PPMS is characterized by worsening neurologic function (accumulation of disability) from the onset of symptoms, without early relapses or remissions. GA long-acting injection (GA Depot) consists of extended-release microspheres containing GA, administered intramuscularly (IM) once every 28 days. Results of GA Depot phase IIa for three years in relapsing remitting MS suggest that GA Depot is safe, tolerable and efficacious. The IM administration route together with the slow release formulation may result in a noted effect on PPMS patients as well.
Eligibility criteria included: age 18-65 years, subjects diagnosed with PPMS with signs of disease progression (rate of ≥ 1 point increase / year in EDSS score) in the year prior to screening, EDSS score at baseline ≥2.0 and ≤ 6.5. Patients are receiving GA Depot IM at dose of 40 mg every 28 days. Safety is assessed by analysis of adverse events, CBC and blood chemistry. Efficacy is assessed by EDSS, 9HPT, T25FW tests, as well as by MRI analysis.

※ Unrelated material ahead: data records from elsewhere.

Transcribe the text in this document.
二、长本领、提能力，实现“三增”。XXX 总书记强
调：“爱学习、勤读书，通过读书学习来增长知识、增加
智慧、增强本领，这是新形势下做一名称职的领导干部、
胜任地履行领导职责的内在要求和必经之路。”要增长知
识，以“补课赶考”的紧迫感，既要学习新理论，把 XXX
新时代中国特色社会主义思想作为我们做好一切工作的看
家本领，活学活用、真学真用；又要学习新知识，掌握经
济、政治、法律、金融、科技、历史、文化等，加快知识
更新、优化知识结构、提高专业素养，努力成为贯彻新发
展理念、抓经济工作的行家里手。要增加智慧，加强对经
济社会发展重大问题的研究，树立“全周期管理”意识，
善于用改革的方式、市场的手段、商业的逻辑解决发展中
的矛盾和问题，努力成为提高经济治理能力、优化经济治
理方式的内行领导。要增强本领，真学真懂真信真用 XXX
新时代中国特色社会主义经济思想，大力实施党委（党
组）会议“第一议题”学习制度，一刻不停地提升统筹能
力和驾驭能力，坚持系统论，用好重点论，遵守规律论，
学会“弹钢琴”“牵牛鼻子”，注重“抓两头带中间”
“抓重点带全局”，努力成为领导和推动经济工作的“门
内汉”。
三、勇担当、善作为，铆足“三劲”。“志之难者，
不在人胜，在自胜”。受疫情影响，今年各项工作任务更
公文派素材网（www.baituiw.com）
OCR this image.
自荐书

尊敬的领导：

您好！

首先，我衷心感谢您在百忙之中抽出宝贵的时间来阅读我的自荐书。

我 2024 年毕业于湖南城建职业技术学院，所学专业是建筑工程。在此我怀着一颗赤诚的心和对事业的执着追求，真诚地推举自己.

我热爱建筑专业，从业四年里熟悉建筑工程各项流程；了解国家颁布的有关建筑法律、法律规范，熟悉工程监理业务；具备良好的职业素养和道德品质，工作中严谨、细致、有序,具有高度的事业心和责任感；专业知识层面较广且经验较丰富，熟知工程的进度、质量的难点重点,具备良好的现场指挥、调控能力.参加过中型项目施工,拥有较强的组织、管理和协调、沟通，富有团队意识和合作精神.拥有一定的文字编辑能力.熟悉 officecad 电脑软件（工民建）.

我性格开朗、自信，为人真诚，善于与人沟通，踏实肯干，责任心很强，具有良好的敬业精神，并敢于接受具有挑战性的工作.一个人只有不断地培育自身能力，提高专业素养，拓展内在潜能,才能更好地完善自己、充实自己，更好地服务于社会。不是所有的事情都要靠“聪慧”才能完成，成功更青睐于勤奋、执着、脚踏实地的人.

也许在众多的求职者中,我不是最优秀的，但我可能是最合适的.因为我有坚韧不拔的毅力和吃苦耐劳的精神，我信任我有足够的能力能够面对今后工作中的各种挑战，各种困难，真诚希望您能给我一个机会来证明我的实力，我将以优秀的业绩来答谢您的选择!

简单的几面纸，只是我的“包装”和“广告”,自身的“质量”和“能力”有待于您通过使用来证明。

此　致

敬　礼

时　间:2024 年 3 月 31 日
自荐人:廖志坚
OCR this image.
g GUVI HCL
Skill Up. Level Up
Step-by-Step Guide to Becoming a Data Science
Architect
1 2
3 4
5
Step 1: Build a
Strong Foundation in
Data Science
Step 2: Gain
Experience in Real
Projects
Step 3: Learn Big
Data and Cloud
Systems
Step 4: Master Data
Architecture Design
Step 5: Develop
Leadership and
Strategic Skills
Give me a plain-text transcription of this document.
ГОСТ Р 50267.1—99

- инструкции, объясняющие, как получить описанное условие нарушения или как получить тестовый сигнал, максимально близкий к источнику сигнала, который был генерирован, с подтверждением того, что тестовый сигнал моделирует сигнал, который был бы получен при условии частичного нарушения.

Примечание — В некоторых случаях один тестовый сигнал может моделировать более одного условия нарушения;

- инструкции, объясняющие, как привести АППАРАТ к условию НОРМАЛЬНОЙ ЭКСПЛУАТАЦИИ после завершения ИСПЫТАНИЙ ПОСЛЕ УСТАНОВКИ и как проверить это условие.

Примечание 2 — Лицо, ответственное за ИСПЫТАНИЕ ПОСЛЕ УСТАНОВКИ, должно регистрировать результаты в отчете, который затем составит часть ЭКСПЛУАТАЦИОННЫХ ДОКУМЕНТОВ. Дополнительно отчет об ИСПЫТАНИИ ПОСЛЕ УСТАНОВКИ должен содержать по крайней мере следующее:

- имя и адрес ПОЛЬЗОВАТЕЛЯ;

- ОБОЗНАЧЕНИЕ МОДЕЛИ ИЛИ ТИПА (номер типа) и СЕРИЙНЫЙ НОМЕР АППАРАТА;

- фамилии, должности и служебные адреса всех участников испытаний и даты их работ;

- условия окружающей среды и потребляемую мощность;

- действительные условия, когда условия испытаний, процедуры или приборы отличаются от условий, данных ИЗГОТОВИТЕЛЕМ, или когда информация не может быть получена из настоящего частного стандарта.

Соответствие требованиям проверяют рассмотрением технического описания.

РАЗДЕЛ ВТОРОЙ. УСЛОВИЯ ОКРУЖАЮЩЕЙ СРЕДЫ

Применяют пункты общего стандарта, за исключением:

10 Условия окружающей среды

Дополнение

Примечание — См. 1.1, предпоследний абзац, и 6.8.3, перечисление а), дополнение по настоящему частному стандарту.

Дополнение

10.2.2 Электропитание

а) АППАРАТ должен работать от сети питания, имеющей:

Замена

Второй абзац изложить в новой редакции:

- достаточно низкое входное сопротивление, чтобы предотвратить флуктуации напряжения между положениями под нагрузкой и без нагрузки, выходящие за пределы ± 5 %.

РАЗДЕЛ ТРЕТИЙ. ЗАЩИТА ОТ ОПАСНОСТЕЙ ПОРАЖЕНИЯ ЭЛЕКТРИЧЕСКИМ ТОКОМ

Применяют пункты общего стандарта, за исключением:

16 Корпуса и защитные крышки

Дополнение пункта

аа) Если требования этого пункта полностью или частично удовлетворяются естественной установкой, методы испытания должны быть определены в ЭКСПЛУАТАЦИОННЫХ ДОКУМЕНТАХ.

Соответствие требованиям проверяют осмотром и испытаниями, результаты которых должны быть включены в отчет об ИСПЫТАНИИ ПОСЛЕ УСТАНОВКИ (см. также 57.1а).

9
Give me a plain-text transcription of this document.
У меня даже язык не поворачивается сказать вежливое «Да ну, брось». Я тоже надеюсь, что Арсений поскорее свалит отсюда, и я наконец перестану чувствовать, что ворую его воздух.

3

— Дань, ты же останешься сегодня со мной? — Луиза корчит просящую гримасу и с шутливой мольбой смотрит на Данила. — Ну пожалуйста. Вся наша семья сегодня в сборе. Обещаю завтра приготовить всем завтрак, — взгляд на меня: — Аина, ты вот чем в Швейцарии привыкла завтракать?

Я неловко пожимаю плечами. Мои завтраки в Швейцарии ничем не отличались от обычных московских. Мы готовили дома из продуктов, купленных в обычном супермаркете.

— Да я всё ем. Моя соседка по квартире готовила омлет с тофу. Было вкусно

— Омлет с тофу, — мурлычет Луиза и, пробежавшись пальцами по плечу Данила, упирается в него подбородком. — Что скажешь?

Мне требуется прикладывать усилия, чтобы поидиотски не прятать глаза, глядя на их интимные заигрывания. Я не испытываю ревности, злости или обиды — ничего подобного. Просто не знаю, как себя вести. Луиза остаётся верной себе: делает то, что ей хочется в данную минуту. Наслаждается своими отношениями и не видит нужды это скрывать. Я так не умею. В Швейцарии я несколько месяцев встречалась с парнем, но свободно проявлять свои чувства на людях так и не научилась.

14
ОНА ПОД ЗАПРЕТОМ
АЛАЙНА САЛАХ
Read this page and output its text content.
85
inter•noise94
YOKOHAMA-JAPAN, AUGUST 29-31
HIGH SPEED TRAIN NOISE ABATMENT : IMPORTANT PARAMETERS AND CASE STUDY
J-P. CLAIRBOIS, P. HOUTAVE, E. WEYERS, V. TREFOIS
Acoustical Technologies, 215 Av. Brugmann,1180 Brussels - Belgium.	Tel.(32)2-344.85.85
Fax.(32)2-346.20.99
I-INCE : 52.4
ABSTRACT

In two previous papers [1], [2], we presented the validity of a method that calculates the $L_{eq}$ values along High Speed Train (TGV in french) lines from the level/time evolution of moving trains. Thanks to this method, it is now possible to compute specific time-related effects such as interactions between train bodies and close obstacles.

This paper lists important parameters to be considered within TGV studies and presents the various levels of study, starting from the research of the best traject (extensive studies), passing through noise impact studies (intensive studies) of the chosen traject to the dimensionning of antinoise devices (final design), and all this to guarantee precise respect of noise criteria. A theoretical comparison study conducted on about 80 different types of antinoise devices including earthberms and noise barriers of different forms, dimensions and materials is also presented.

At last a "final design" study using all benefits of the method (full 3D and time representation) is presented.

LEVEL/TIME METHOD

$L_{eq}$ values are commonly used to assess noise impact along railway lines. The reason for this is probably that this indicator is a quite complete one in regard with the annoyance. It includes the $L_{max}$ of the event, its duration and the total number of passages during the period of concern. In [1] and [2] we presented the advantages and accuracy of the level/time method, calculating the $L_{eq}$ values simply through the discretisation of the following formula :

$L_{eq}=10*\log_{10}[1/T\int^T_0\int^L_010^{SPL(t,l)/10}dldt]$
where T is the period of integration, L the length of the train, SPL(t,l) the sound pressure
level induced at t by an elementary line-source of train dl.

AEs mainly included mild injection site reactions. No unexpected AEs were reported.  EDSS score remained stable for all patients and no 12 weeks confirmed disability progression (CDP) was detected. Mean 9HPT and T25FW scores remain stable or slightly improved. MRI analysis (n=5) revealed one new, one active T2 and one new and active T1 lesions for the same patient. Gd-enhancing lesions were noted in two patients.

These interim results suggest a possible safe and effective therapy with GA Depot for patients with PPMS which encourage us to continue this on-going investigation.